Erst befasst sich der Fachausschuss mit mobilem Skatepark

Bei vier Gegenstimmen und zwei Enthaltungen verwies das Gremium mit großer Mehrheit einen Antrag auf Anschaffung eines mobilen Skateparks in den Familien-, Sport- und Kulturausschuss. Eine Klarstellung zur Erweiterung des Gewerbegebietes Rohrwiesen sah der Rat bei drei Gegenstimmen und einer Enthaltung mehrheitlich ebenfalls als unnötig an. Kautzsch bemängelte, dass dort „fast alle“ Flächen ungenutzt seien. Und wenn sie genutzt würden, dann „in einer Weise, die nicht in unserem Sinne sein kann“, denn sie bringe keine Gewerbesteuer. Arms erklärte, dass man mit dem Regionalverband im Gespräch sei hinsichtlich einer Erweiterung.

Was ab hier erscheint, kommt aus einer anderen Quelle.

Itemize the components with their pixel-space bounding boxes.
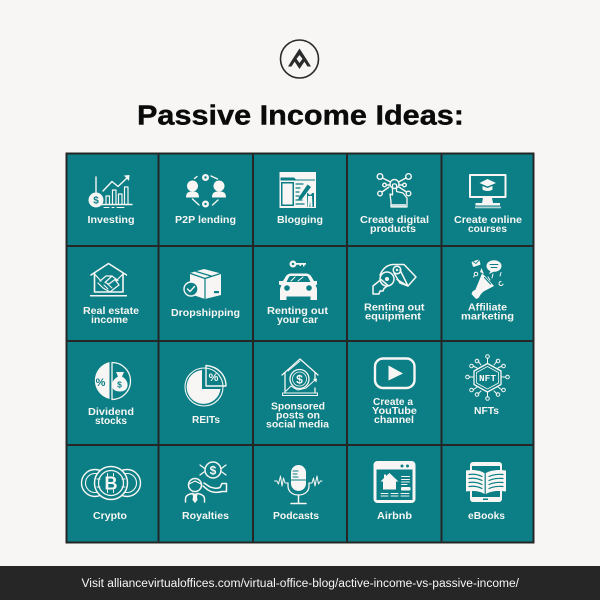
label: Royalties <box>182 511 229 522</box>
label <box>360 215 429 235</box>
icon: browser window with house <box>374 461 416 503</box>
card: Blogging <box>277 172 323 226</box>
card: P2P lending <box>175 174 236 226</box>
icon: key and tag <box>373 264 416 294</box>
label <box>372 397 417 426</box>
label: products <box>370 224 416 235</box>
label: eBooks <box>468 511 505 522</box>
label: Airbnb <box>377 511 412 522</box>
label: NFTs <box>474 406 499 417</box>
card: Real estate income <box>83 264 139 326</box>
card: REITs <box>185 366 226 426</box>
icon: half circle with money bag: $ <box>117 380 122 390</box>
label: marketing <box>461 312 514 322</box>
card: eBooks <box>466 462 506 522</box>
footer bar <box>0 566 600 600</box>
icon: pie chart with percent slice: % <box>209 372 219 384</box>
card: Affiliate marketing <box>461 259 514 322</box>
card: Renting out your car <box>267 260 329 326</box>
grid panel <box>66 153 534 543</box>
icon: three crypto coins: B <box>104 474 118 494</box>
label: income <box>91 315 128 326</box>
card: Create digital products <box>360 174 429 235</box>
icon: NFT circuit hexagon: NFT <box>479 374 497 384</box>
label: Sponsored <box>271 402 325 412</box>
label: Crypto <box>93 511 127 522</box>
label <box>461 302 514 322</box>
icon: half circle with money bag: % <box>96 377 106 389</box>
label <box>267 306 329 326</box>
title: Passive Income Ideas: <box>137 99 464 130</box>
icon: microphone with sound waves <box>274 465 322 504</box>
label: your car <box>277 315 318 326</box>
icon: blog page with writer <box>280 172 316 208</box>
label: P2P lending <box>175 215 236 226</box>
icon: house with dollar coin: $ <box>296 372 303 386</box>
label: Dividend <box>88 407 134 418</box>
card: Sponsored posts on social media <box>266 359 329 430</box>
label: equipment <box>365 312 422 322</box>
icon: monitor with graduation cap <box>470 175 506 208</box>
label: Dropshipping <box>171 308 240 319</box>
label: Real estate <box>83 306 139 317</box>
icon: person with coin on hand: $ <box>210 464 217 478</box>
card: Dropshipping <box>171 269 240 319</box>
label: posts on <box>276 410 320 422</box>
label <box>83 306 139 326</box>
icon: half circle with money bag <box>95 362 130 400</box>
label: Investing <box>88 215 134 226</box>
label: Create online <box>454 215 522 226</box>
card: NFTs <box>466 355 509 417</box>
label <box>364 302 425 322</box>
card: Create a YouTube channel <box>372 358 417 426</box>
card: Airbnb <box>374 461 416 522</box>
label: Affiliate <box>468 302 507 314</box>
card: Crypto <box>82 466 140 522</box>
label: Create digital <box>360 215 429 226</box>
label <box>88 407 134 427</box>
label: Renting out <box>364 302 425 314</box>
icon: hand touching network <box>377 174 411 208</box>
label: Podcasts <box>273 511 319 522</box>
card: Investing <box>88 175 134 226</box>
label: stocks <box>95 416 127 427</box>
card: Renting out equipment <box>364 264 425 322</box>
card: Royalties <box>182 462 229 522</box>
label: REITs <box>192 415 220 426</box>
label: channel <box>374 415 414 426</box>
icon: video play button <box>375 358 414 388</box>
card: Podcasts <box>273 465 322 522</box>
label <box>454 215 522 235</box>
icon: investing chart: $ <box>93 196 99 206</box>
label: courses <box>468 224 507 235</box>
card: Dividend stocks <box>88 362 134 427</box>
icon: megaphone and bubbles <box>471 259 503 299</box>
footer link text: Visit alliancevirtualoffices.com/virtual-office-blog/active-income-vs-passive-income/ <box>82 578 520 590</box>
icon: tablet with open book <box>466 462 506 502</box>
label: Blogging <box>277 215 323 226</box>
logo <box>280 40 318 78</box>
label: Create a <box>373 397 413 408</box>
label: YouTube <box>372 406 417 417</box>
icon: car with key <box>279 260 317 300</box>
icon: two people exchanging coins <box>186 174 226 208</box>
label: social media <box>266 420 329 430</box>
icon: parcel with check <box>184 269 221 299</box>
label: Renting out <box>267 306 329 317</box>
icon: house with handshake <box>90 264 127 296</box>
card: Create online courses <box>454 175 522 235</box>
label <box>266 402 329 430</box>
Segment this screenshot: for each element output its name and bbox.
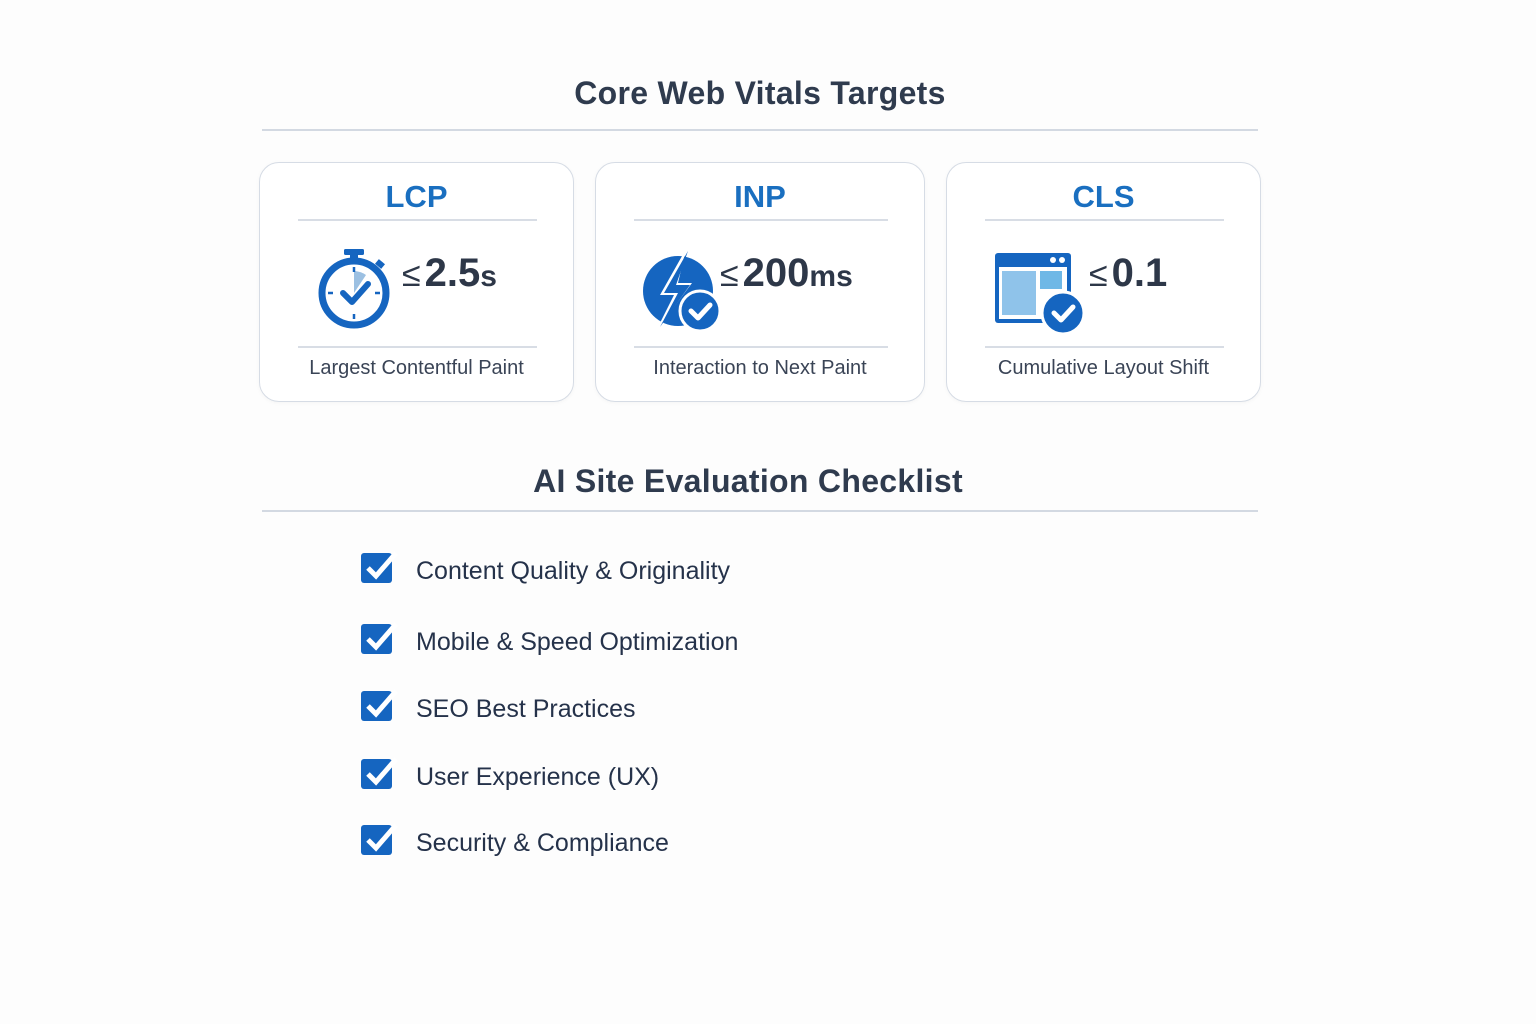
panel: INP	[595, 162, 925, 402]
item: ux: User Experience (UX)	[416, 763, 659, 791]
title: checklist: AI Site Evaluation Checklist	[533, 463, 963, 499]
value: 0.1: ≤0.1	[1089, 251, 1167, 295]
icon: stopwatch	[318, 249, 390, 328]
icon: lightning	[643, 251, 718, 330]
item: mobile: Mobile & Speed Optimization	[416, 628, 738, 656]
heading: INP: INP	[734, 179, 786, 214]
title: core web vitals: Core Web Vitals Targets	[574, 75, 946, 111]
value: 200ms: ≤200ms	[720, 251, 853, 295]
subtitle: Interaction to Next Paint	[653, 357, 867, 379]
icon: layout window	[995, 253, 1082, 332]
item: seo: SEO Best Practices	[416, 695, 636, 723]
item: seo	[361, 691, 636, 723]
item: security: Security & Compliance	[416, 829, 669, 857]
heading: CLS: CLS	[1072, 179, 1134, 214]
item: content quality: Content Quality & Originality	[416, 557, 730, 585]
subtitle: Largest Contentful Paint	[309, 357, 524, 379]
checklist	[361, 553, 738, 857]
panel: CLS	[946, 162, 1261, 402]
panel: LCP	[259, 162, 574, 402]
value: 2.5s: ≤2.5s	[402, 251, 497, 295]
heading: LCP: LCP	[386, 179, 448, 214]
subtitle: Cumulative Layout Shift	[998, 357, 1209, 379]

Ausbau von Sassenburger Radwegen: Das passiert im Zuge des Flurbereinigungsverfahrens. Quelle: Archiv

Die SPD hatte keinen weiteren Beratungsbedarf zum Radwegbau, da dieser im Zuge des beschlossenen Flurbereinigungsverfahrens erfolgt. Kautzsch allerdings befürchtete, dass Radwege wie Wirtschaftswege ausgebaut würden. Und mit Treckern fördere man nicht den Tourismus. Junge dagegen betonte, dass die Wege für Landwirtschaft und Radfahrer ausgebaut werden sollten. Bei fünf Gegenstimmen und einer Enthaltung setzte der Rat den Punkt ab.

Keine Stellungnahme zu der Erweiterung des Windparks bei Barwedel

Die BIG wollte zudem die Zusammensetzung von Arbeitsgemeinschaften und die Dokumentation der geleisteten Arbeit mittels eines Leitfadens durch den Rat organisieren lassen. Die SPD erklärte, dass das nicht Aufgabe des Rates sei. Und Arms fügte hinzu, dass Arbeitsgemeinschaften stets sehr individuell gebildet würden – entsprechend des zu behandelnden Themas. Mit großer Mehrheit sprach sich der Rat für Nichtbefassung mit diesem Tagesordnungspunkt aus. Gleiches galt bei drei Gegenstimmen und zwei Enthaltungen für den BIG-Antrag, dass die Gemeinde eine Stellungnahme zu einer geplanten Erweiterung des Windparks bei Barwedel abgegeben soll. „Der Grußendorfer Ortsrat hat sich damit befasst“, sagte Morgenstern-Ostlender. Ergebnis: kein Bedarf.